Moving from Alignment to Emergence
A collective purpose is considered as the holy grail for teams. It provides direction, meaning and a reason to act. A well-crafted purpose can synchronise efforts and bring coherence to a team’s performance. Yet, the very purpose that defines a team, over time, could limit its potential and become less of an enabler and more of a boundary, if held tightly.
This article explores how teams can reimagine their purpose not as a static statement but as something evolving and responding to changes by being open, flexible and curious about future possibilities.
When Purpose Helps and Hinders
For an organisation, a clearly defined and articulated purpose answers the ‘why’ of its existence. When cascaded well, it can offer meaning to the teams and guidance to the individuals. For a team, when its purpose aligns with that of its organisation but remains distinct enough to define its uniqueness, it can energise the team’s morale and actions to become a powerful force.
In our team coaching experience, we have witnessed that when there is a high degree of coherence of purpose among the team members, it invariably shows in the performance. The coherent teams go beyond their goals, and their members collaborate to solve problems and support each other when needed, all qualities of high-performance teams.
However, a team’s purpose must be viewed in the context of today’s challenging and volatile business landscape.

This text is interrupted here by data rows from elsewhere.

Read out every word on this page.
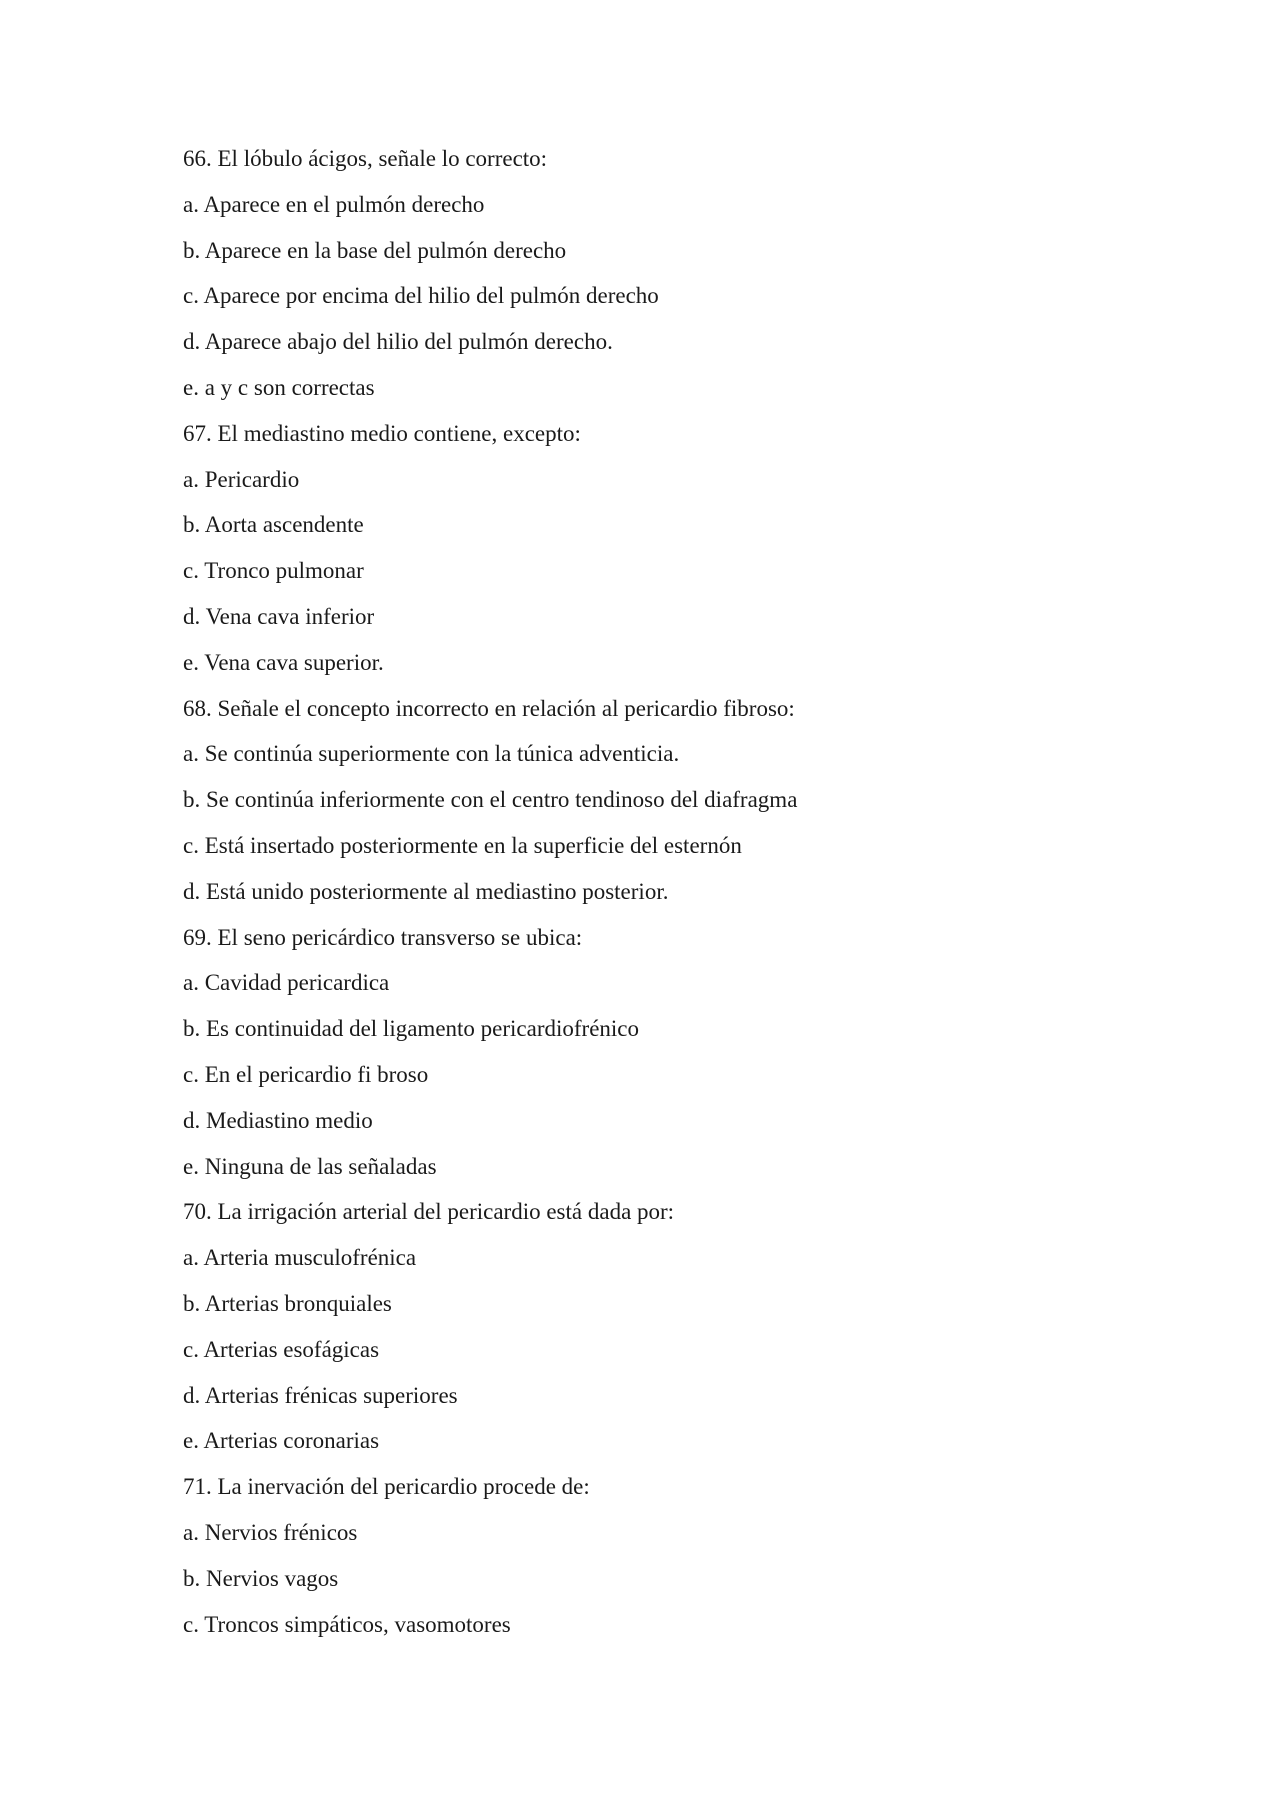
66. El lóbulo ácigos, señale lo correcto:
a. Aparece en el pulmón derecho
b. Aparece en la base del pulmón derecho
c. Aparece por encima del hilio del pulmón derecho
d. Aparece abajo del hilio del pulmón derecho.
e. a y c son correctas
67. El mediastino medio contiene, excepto:
a. Pericardio
b. Aorta ascendente
c. Tronco pulmonar
d. Vena cava inferior
e. Vena cava superior.
68. Señale el concepto incorrecto en relación al pericardio fibroso:
a. Se continúa superiormente con la túnica adventicia.
b. Se continúa inferiormente con el centro tendinoso del diafragma
c. Está insertado posteriormente en la superficie del esternón
d. Está unido posteriormente al mediastino posterior.
69. El seno pericárdico transverso se ubica:
a. Cavidad pericardica
b. Es continuidad del ligamento pericardiofrénico
c. En el pericardio fi broso
d. Mediastino medio
e. Ninguna de las señaladas
70. La irrigación arterial del pericardio está dada por:
a. Arteria musculofrénica
b. Arterias bronquiales
c. Arterias esofágicas
d. Arterias frénicas superiores
e. Arterias coronarias
71. La inervación del pericardio procede de:
a. Nervios frénicos
b. Nervios vagos
c. Troncos simpáticos, vasomotores
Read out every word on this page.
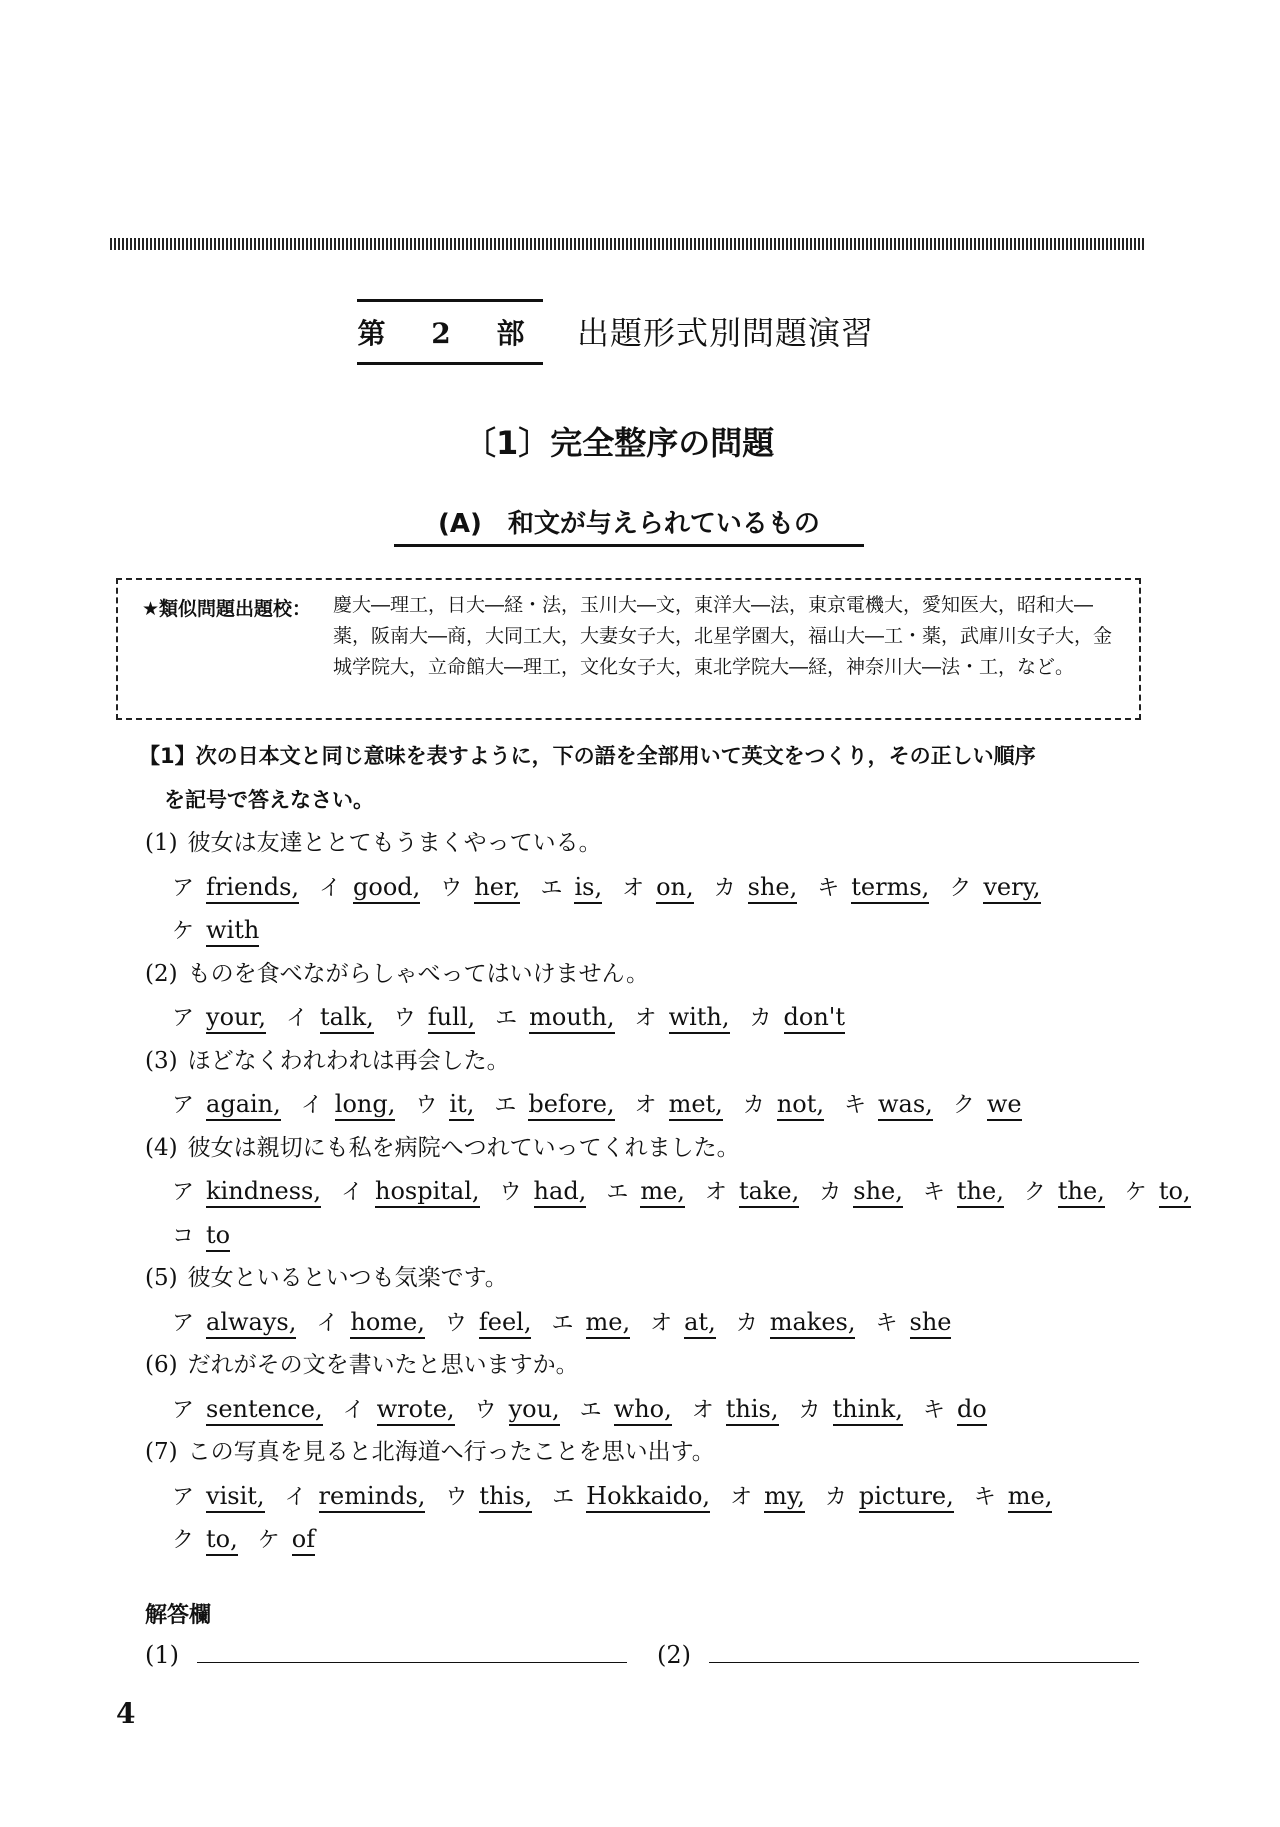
第 2 部 出題形式別問題演習
〔1〕完全整序の問題
(A)　和文が与えられているもの
★類似問題出題校： 慶大―理工，日大―経・法，玉川大―文，東洋大―法，東京電機大，愛知医大，昭和大―薬，阪南大―商，大同工大，大妻女子大，北星学園大，福山大―工・薬，武庫川女子大，金城学院大，立命館大―理工，文化女子大，東北学院大―経，神奈川大―法・工，など。
【1】次の日本文と同じ意味を表すように，下の語を全部用いて英文をつくり，その正しい順序
を記号で答えなさい。
(1) 彼女は友達ととてもうまくやっている。
ア friends, イ good, ウ her, エ is, オ on, カ she, キ terms, ク very,
ケ with
(2) ものを食べながらしゃべってはいけません。
ア your, イ talk, ウ full, エ mouth, オ with, カ don't
(3) ほどなくわれわれは再会した。
ア again, イ long, ウ it, エ before, オ met, カ not, キ was, ク we
(4) 彼女は親切にも私を病院へつれていってくれました。
ア kindness, イ hospital, ウ had, エ me, オ take, カ she, キ the, ク the, ケ to,
コ to
(5) 彼女といるといつも気楽です。
ア always, イ home, ウ feel, エ me, オ at, カ makes, キ she
(6) だれがその文を書いたと思いますか。
ア sentence, イ wrote, ウ you, エ who, オ this, カ think, キ do
(7) この写真を見ると北海道へ行ったことを思い出す。
ア visit, イ reminds, ウ this, エ Hokkaido, オ my, カ picture, キ me,
ク to, ケ of
解答欄
(1)	(2)
4
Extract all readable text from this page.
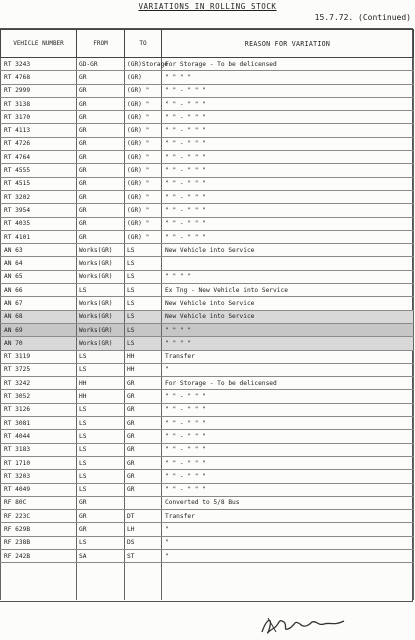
VARIATIONS IN ROLLING STOCK
15.7.72. (Continued)
VEHICLE NUMBER	FROM	TO	REASON FOR VARIATION
RT 3243	GD-GR	(GR)Storage	For Storage - To be delicensed
RT 4768	GR	(GR)	" " " "
RT 2999	GR	(GR) "	" " - " " "
RT 3138	GR	(GR) "	" " - " " "
RT 3170	GR	(GR) "	" " - " " "
RT 4113	GR	(GR) "	" " - " " "
RT 4726	GR	(GR) "	" " - " " "
RT 4764	GR	(GR) "	" " - " " "
RT 4555	GR	(GR) "	" " - " " "
RT 4515	GR	(GR) "	" " - " " "
RT 3202	GR	(GR) "	" " - " " "
RT 3954	GR	(GR) "	" " - " " "
RT 4035	GR	(GR) "	" " - " " "
RT 4101	GR	(GR) "	" " - " " "
AN 63	Works(GR)	LS	New Vehicle into Service
AN 64	Works(GR)	LS	
AN 65	Works(GR)	LS	" " " "
AN 66	LS	LS	Ex Tng - New Vehicle into Service
AN 67	Works(GR)	LS	New Vehicle into Service
AN 68	Works(GR)	LS	New Vehicle into Service
AN 69	Works(GR)	LS	" " " "
AN 70	Works(GR)	LS	" " " "
RT 3119	LS	HH	Transfer
RT 3725	LS	HH	"
RT 3242	HH	GR	For Storage - To be delicensed
RT 3052	HH	GR	" " - " " "
RT 3126	LS	GR	" " - " " "
RT 3081	LS	GR	" " - " " "
RT 4044	LS	GR	" " - " " "
RT 3183	LS	GR	" " - " " "
RT 1710	LS	GR	" " - " " "
RT 3203	LS	GR	" " - " " "
RT 4049	LS	GR	" " - " " "
RF 80C	GR		Converted to 5/8 Bus
RF 223C	GR	DT	Transfer
RF 629B	GR	LH	"
RF 238B	LS	DS	"
RF 242B	SA	ST	"
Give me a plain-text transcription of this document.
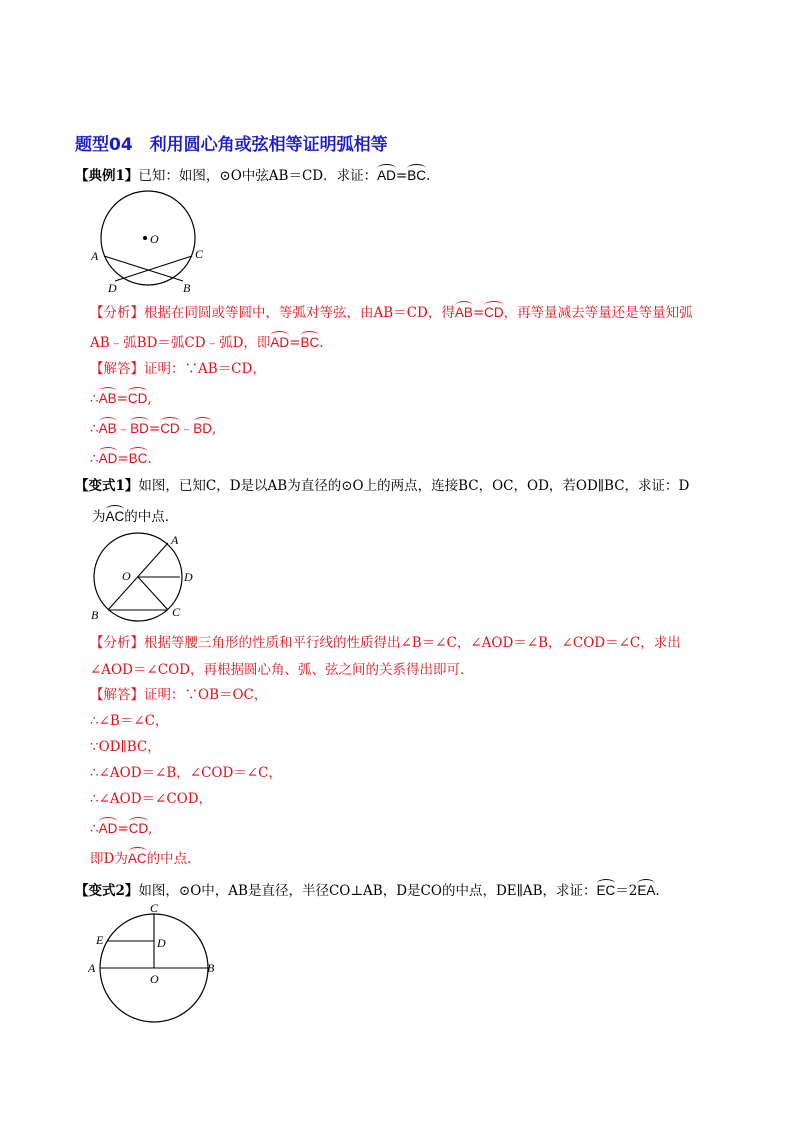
题型04　利用圆心角或弦相等证明弧相等
【典例1】已知：如图，⊙O中弦AB＝CD．求证：AD=BC.
O
A	C
D	B
【分析】根据在同圆或等圆中，等弧对等弦，由AB＝CD，得AB=CD，再等量减去等量还是等量知弧
AB﹣弧BD＝弧CD﹣弧D，即AD=BC.
【解答】证明：∵AB＝CD，
∴AB=CD,
∴AB﹣BD=CD﹣BD,
∴AD=BC.
【变式1】如图，已知C，D是以AB为直径的⊙O上的两点，连接BC，OC，OD，若OD∥BC，求证：D
为AC的中点．
A
O	D
B	C
【分析】根据等腰三角形的性质和平行线的性质得出∠B＝∠C，∠AOD＝∠B，∠COD＝∠C，求出
∠AOD＝∠COD，再根据圆心角、弧、弦之间的关系得出即可．
【解答】证明：∵OB＝OC，
∴∠B＝∠C，
∵OD∥BC，
∴∠AOD＝∠B，∠COD＝∠C，
∴∠AOD＝∠COD，
∴AD=CD,
即D为AC的中点．
【变式2】如图，⊙O中，AB是直径，半径CO⊥AB，D是CO的中点，DE∥AB，求证：EC＝2EA.
C
E	D
A	B
O
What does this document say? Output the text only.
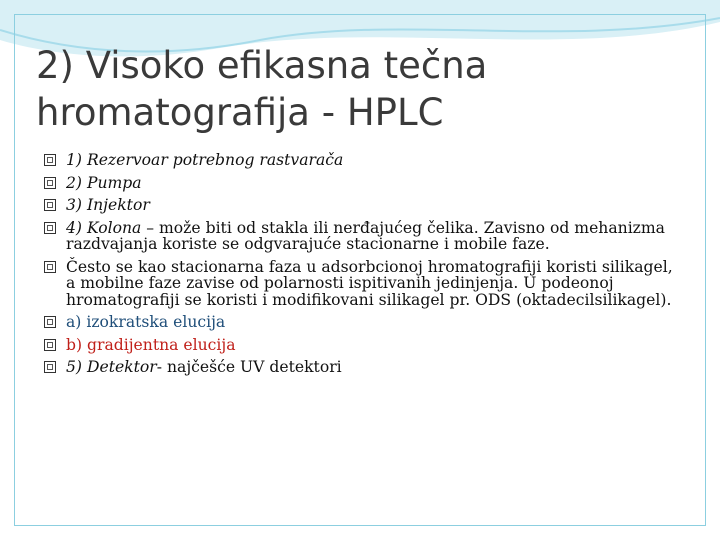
2) Visoko efikasna tečna
hromatografija - HPLC
1) Rezervoar potrebnog rastvarača
2) Pumpa
3) Injektor
4) Kolona – može biti od stakla ili nerđajućeg čelika. Zavisno od mehanizma razdvajanja koriste se odgvarajuće stacionarne i mobile faze.
Često se kao stacionarna faza u adsorbcionoj hromatografiji koristi silikagel, a mobilne faze zavise od polarnosti ispitivanih jedinjenja. U podeonoj hromatografiji se koristi i modifikovani silikagel pr. ODS (oktadecilsilikagel).
a) izokratska elucija
b) gradijentna elucija
5) Detektor- najčešće UV detektori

Geopolitical uncertainty, technological disruptions like AI, rapidly shifting markets, and increasing environmental expectations impact the strategies and actions of businesses Teams, as microcosms of the organisations, also need to navigate such complexities.
In such contexts, when purpose becomes rigid, teams stop sensing, innovating and adapting. They may begin to prefer predictability over curiosity, certainty over possibility and continuity over creativity. That brings up the question; is well-defined and shared purpose enough for a team to excel consistently in today’s dynamic and unpredictable world?
Redefining the Purpose of Purpose
A fundamental outcome of a purpose is alignment. It means the members know their roles, understand priorities, minimise friction and move in the same direction. It transforms a group of individuals into a cohesive force. But there is a paradox; the stronger the alignment, the higher the risk of teams focussing to what is already known and becoming too dependent on the past to solve future problems. In such cases, is valuable but not sufficient. This is where teams need to reimagine their purpose to be future safe.
Teams need the ability to redefine their purpose following an approach that can help them evolve, innovate, adopt and respond to rapid changes. This is where emergence becomes essential. Emergence allows new possibilities to surface – ideas, opportunities, collaboration and ways of working. It requires teams to loosen their attachment to current purpose, move from the known, and explore uncharted territory. Emergence cannot be planned; it is discovered in the journey.
Teams can take practical steps to move from fixed purpose to emergent purpose. Here are four considerations.
Bring Broader Perspectives
Teams that hold purpose tightly may unconsciously close out ideas and fresh perspectives that appear misaligned with their purpose and thus narrowing their potential. To allow emergence to happen, teams should be open to a wider range of perspectives; they should engage regularly with diverse stakeholders, periodically invite external experts, learn from peer teams and adopt business frameworks that broaden their field of vision. Fresh and alternate perspectives provide the inspiration needed for a more dynamic purpose.
Treat Purpose as Hypothesis
Teams tend to treat purpose as a fixed statement that needs to be adhered to at all circumstances. Instead, teams could treat the purpose as a hypothesis, a work-in-progress statement. A hypothesis invites inquiry and testing; challenging the assumptions made in the purpose, assessing changes around and inviting new evidence that could prompt a revision.
Focus on Presence
During team coaching, we often see teams defaulting to analysing, planning or deciding during the coaching sessions. Emergence requires a state of presence, the ability to pause, sense and reflect on what is unfolding in real time. In such an ‘awareness’ mode they can observe their own bias and blind spots and, in the process, uncover hidden opportunities and possibilities they had not considered before. Presence shifts the team from reacting to realising.
Purpose as “Leading from Emerging Future”
Professor Otto Scharmer, known for his ‘Theory U’, describes two sources of learning; (1) learning from the past and (2) learning from sensing emerging future possibilities. Most complex challenges of today cannot be solved by applying past methods. Purpose, therefore, must help the teams break the patterns of the past, sense what is unfolding and create new patterns. This requires vulnerability, courage and trust among the members to let go of old ideas and shape the emerging landscape.
Conclusion
Pivoting away from a fixed purpose can be unnerving for teams. It can confront their long-held beliefs, past decisions and deeply valued identity. In a world marked by uncertainty and change the goal is not to discard the purpose but allow it to evolve. Team coaching can support this transition, offering a space to reflect, bring in perspectives and help teams move from alignment to emergence. Teams that revisit their purpose with openness, question their assumptions, listen to diverse perspectives, stay present, and sense the future become capable of reinventing themselves and flourishing in emergence.